Ainda no mesmo cartaz, temos a seguinte inscrição: “Você já notou como a inclusão é uma prioridade na USP? Essa abordagem fortalece o pertencimento e o acolhimento, criando um espaço onde todos os estudantes podem se sentir parte integrante da comunidade USP”. No entanto, muitos estudantes ainda relatam dificuldades em permanecer na Universidade por não se reconhecerem como pertencentes à instituição.
Assim, fazer com que uma comunidade acadêmica seja acolhedora de modo que os diferentes sujeitos se sintam pertencentes, exige que a instituição se sensibilize e transforme a sua dinâmica cultural. Esse processo envolve o reconhecimento e a valorização dos espaços que representam diferentes formas de estar e pertencer à universidade, como os coletivos artísticos e culturais, esportivos, científicos e de formação política.
Um exemplo de espaço que cumpre esse papel é o Núcleo de Extensão e Cultura em Artes Afro-Brasileiras (NECAAB) da USP. Vinculado à Faculdade de Filosofia, Letras e Ciências Humanas (FFLCH), o NECAAB está localizado na Travessa do Labirinto, no bloco 28, e, ao longo dos seus 28 anos de existência, se consolidou como um espaço de referência na difusão do patrimônio cultural afro-brasileiro na Universidade, oferecendo aulas de capoeira, percussão e danças afro-brasileiras, além de proporcionar vivências com mestras e mestres dos saberes afro-brasileiros do Recôncavo Baiano, contanto com a atuação decisiva de Luiz Antonio Nascimento Cardoso, mais conhecido como Mestre Pinguim.
Além do NECAAB, a USP também conta com a Casa de Culturas Indígenas, localizada no Instituto de Psicologia, que faz referência a uma Casa de Reza Mbyá Guarani, ou Opy, como é chamada na língua originária. A Casa é um ponto de referência na realização de vivências e atividades culturais com as culturas e conhecimentos indígenas, sendo também um local de acolhimento para estudantes indígenas, tanto da USP quanto de outras instituições.
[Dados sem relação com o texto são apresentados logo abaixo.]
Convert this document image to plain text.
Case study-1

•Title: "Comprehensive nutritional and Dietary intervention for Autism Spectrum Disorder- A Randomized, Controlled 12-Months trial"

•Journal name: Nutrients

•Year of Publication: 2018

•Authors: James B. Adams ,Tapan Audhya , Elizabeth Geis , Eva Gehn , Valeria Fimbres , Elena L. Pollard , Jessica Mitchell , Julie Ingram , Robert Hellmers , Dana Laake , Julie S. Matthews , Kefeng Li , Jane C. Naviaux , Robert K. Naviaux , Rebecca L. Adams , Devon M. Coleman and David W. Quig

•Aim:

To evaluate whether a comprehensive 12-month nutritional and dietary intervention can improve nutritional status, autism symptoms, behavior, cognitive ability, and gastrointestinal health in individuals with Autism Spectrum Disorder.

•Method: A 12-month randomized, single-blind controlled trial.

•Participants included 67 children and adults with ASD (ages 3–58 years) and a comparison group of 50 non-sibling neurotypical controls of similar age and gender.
Construída em 2017, a Casa é fruto de um longo processo de amadurecimento dos trabalhos da Rede de Atenção à Pessoa Indígena, criada em 2012, e que hoje é institucionalmente vinculada ao IP-USP, sendo coordenada pelo professor Danilo Silva Guimarães.
Esses espaços nos lembram que existem diferentes formas de pertencer à Universidade, e que a valorização de diferentes dinâmicas e expressões culturais enriquece o ambiente acadêmico, proporcionando uma formação mais completa e plural.
Se, por um lado, garantir que todas as pessoas se sintam efetivamente integrantes da comunidade acadêmica ainda é um desafio a ser superado — o que exige o reconhecimento de que um espaço plural e culturalmente diverso é essencial para a missão universitária —, por outro, é preciso reconhecer que muitas possibilidades já existem na USP, cabendo à comunidade universitária fortalecê-las para ampliar as múltiplas formas de “ser USP”.